Jakarta, teropongrakyat.co — Pemerintah melalui Kementerian Agama Republik Indonesia (Kemenag RI) menjadwalkan pelaksanaan Sidang Isbat penentuan awal Ramadan 1447 Hijriah pada Selasa, 17 Februari 2026. Agenda tahunan ini akan dipusatkan di Auditorium H.M. Rasjidi, Kantor Kemenag RI, Jakarta.
Seperti tahun-tahun sebelumnya, sidang isbat tetap menggunakan pendekatan integrasi hisab dan rukyatul hilal. Metode ini dinilai menjadi jalan tengah untuk menjembatani perbedaan cara penentuan awal bulan Hijriah yang selama ini digunakan berbagai organisasi kemasyarakatan Islam di Indonesia.

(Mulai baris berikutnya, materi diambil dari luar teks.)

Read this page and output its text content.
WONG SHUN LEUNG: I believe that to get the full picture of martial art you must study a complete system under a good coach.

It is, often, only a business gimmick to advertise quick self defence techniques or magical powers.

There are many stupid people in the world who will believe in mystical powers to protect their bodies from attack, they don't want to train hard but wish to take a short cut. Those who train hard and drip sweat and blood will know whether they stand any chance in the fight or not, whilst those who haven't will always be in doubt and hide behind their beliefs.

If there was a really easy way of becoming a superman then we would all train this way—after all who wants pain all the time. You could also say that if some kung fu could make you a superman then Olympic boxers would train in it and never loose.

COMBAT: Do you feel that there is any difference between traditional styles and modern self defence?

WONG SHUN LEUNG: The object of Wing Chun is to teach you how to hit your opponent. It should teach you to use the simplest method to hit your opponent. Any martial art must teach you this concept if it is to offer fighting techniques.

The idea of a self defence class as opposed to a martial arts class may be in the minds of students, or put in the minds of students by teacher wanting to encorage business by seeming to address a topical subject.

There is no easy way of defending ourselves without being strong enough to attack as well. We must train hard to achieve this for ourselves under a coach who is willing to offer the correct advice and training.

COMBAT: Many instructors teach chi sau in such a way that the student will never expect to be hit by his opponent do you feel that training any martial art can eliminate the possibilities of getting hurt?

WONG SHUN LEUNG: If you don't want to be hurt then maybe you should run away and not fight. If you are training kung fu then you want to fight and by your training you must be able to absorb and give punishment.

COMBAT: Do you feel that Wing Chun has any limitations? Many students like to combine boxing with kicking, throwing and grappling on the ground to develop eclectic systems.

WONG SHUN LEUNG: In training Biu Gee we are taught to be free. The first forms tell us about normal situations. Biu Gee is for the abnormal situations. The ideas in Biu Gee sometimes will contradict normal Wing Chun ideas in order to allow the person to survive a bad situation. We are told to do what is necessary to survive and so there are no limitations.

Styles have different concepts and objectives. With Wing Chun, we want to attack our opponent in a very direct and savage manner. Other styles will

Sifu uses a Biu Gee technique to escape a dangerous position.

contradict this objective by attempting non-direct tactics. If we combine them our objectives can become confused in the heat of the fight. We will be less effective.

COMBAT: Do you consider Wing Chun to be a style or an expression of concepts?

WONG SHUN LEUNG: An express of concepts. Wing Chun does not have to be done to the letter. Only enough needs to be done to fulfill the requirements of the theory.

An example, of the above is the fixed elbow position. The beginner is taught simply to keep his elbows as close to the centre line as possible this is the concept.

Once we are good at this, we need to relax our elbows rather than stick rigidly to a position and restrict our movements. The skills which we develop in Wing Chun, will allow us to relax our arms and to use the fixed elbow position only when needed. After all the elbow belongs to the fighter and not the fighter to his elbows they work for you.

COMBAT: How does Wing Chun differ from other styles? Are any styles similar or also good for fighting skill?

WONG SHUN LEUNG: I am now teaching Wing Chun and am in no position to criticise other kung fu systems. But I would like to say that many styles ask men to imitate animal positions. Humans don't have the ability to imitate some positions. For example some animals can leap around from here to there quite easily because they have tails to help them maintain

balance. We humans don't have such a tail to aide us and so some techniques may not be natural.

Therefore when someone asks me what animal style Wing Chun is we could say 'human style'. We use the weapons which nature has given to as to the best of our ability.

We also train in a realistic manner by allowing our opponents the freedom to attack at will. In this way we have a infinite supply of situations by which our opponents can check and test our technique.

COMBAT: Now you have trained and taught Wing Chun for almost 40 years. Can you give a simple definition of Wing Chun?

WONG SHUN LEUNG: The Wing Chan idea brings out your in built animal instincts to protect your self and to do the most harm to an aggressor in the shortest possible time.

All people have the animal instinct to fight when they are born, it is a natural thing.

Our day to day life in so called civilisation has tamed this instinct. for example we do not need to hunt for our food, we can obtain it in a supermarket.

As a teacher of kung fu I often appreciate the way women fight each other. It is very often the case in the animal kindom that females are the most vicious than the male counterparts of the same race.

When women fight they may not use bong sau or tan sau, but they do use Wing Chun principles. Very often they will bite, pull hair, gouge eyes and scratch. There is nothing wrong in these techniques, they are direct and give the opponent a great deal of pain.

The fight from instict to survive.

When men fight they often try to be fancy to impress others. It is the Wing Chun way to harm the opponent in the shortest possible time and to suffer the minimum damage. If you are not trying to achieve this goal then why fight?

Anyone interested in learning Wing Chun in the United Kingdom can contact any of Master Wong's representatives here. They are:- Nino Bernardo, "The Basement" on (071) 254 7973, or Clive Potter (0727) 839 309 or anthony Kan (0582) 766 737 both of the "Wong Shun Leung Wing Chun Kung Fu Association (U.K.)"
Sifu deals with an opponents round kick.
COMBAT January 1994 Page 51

Direktur Jenderal Bimbingan Masyarakat Islam Kemenag, Abu Rokhmad, menegaskan bahwa penggabungan perhitungan astronomi (hisab) dan pemantauan langsung hilal (rukyat) penting agar keputusan yang diambil memiliki dasar ilmiah sekaligus syar’i. “Pendekatan ini dinilai penting untuk menjembatani perbedaan metode penentuan awal bulan yang digunakan berbagai organisasi kemasyarakatan Islam di Indonesia,” ujarnya akhir pekan lalu.

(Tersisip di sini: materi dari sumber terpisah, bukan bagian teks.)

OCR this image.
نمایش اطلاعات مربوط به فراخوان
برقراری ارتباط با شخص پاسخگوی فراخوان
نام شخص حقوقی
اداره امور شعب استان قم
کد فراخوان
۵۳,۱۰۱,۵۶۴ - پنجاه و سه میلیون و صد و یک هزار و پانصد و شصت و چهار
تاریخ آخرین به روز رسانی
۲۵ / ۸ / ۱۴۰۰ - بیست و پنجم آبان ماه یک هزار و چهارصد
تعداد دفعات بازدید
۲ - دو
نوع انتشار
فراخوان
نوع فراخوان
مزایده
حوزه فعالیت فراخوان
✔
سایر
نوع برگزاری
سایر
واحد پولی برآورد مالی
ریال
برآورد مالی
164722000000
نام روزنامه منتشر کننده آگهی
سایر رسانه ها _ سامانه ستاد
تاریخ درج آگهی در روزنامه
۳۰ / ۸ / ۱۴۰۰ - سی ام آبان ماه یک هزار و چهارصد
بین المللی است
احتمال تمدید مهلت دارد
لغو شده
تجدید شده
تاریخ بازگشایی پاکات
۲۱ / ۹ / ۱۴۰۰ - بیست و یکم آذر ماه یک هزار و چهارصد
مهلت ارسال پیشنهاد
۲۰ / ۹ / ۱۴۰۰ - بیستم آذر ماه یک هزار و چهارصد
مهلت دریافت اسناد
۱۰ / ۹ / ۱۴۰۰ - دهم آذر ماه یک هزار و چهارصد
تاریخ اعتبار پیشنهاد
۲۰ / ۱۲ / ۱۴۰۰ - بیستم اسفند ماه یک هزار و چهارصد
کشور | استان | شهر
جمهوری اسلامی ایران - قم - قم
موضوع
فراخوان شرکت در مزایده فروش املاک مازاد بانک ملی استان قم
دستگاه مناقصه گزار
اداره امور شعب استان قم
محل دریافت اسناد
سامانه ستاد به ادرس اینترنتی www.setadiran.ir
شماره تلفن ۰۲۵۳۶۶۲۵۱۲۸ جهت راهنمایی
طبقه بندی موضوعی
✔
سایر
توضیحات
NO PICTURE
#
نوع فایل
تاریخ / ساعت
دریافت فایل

Sidang isbat akan melibatkan beragam unsur, mulai dari perwakilan organisasi Islam seperti Nahdlatul Ulama, Muhammadiyah, PERSIS, Al-Irsyad Al-Islamiyyah, Hidayatullah, hingga Persatuan Umat Islam.
Selain itu, sejumlah pakar falak dan astronomi dari lembaga pemerintah dan institusi riset turut diundang, termasuk BMKG, BRIN, Planetarium, serta jaringan observatorium di berbagai daerah.

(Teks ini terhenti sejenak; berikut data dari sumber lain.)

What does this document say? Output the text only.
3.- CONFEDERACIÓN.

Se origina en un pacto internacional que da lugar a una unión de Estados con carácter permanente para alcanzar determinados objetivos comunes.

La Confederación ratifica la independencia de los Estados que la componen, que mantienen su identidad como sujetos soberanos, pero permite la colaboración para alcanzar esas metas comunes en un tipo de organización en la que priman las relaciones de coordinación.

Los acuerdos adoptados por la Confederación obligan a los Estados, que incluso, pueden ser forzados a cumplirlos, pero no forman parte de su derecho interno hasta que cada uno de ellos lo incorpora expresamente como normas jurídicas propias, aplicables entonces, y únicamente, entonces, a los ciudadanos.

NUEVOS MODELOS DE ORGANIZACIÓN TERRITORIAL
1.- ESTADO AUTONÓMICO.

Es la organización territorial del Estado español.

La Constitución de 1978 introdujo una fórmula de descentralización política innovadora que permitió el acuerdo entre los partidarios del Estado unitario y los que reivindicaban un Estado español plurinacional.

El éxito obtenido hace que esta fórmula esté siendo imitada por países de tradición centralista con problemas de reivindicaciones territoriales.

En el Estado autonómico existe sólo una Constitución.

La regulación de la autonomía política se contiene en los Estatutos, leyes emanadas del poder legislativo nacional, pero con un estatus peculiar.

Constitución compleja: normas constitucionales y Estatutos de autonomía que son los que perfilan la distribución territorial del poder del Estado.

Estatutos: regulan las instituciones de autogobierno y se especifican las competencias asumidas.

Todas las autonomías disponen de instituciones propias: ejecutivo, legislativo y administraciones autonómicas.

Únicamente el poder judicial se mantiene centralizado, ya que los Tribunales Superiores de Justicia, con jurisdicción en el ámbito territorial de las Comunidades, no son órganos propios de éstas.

Secara teknis, rangkaian sidang isbat akan diawali pemaparan posisi hilal berdasarkan data hisab. Selanjutnya, Kemenag menerima laporan hasil rukyatul hilal dari berbagai titik pemantauan di Indonesia. Tahapan berikutnya adalah sidang penetapan tertutup, yang kemudian diakhiri dengan pengumuman resmi hasil sidang melalui konferensi pers oleh Menteri Agama.
Berdasarkan data hisab sementara, posisi hilal pada saat matahari terbenam 17 Februari 2026 di wilayah Indonesia berada pada kisaran minus 2 derajat hingga kurang dari 1 derajat, dengan sudut elongasi di bawah ambang kriteria visibilitas hilal MABIMS. Kondisi ini mengindikasikan peluang hilal untuk dapat terlihat masih sangat kecil.
Hasil akhir penentuan awal Ramadan 1447 H tetap menunggu keputusan resmi pemerintah melalui sidang isbat yang akan diumumkan setelah seluruh tahapan selesai dilaksanakan.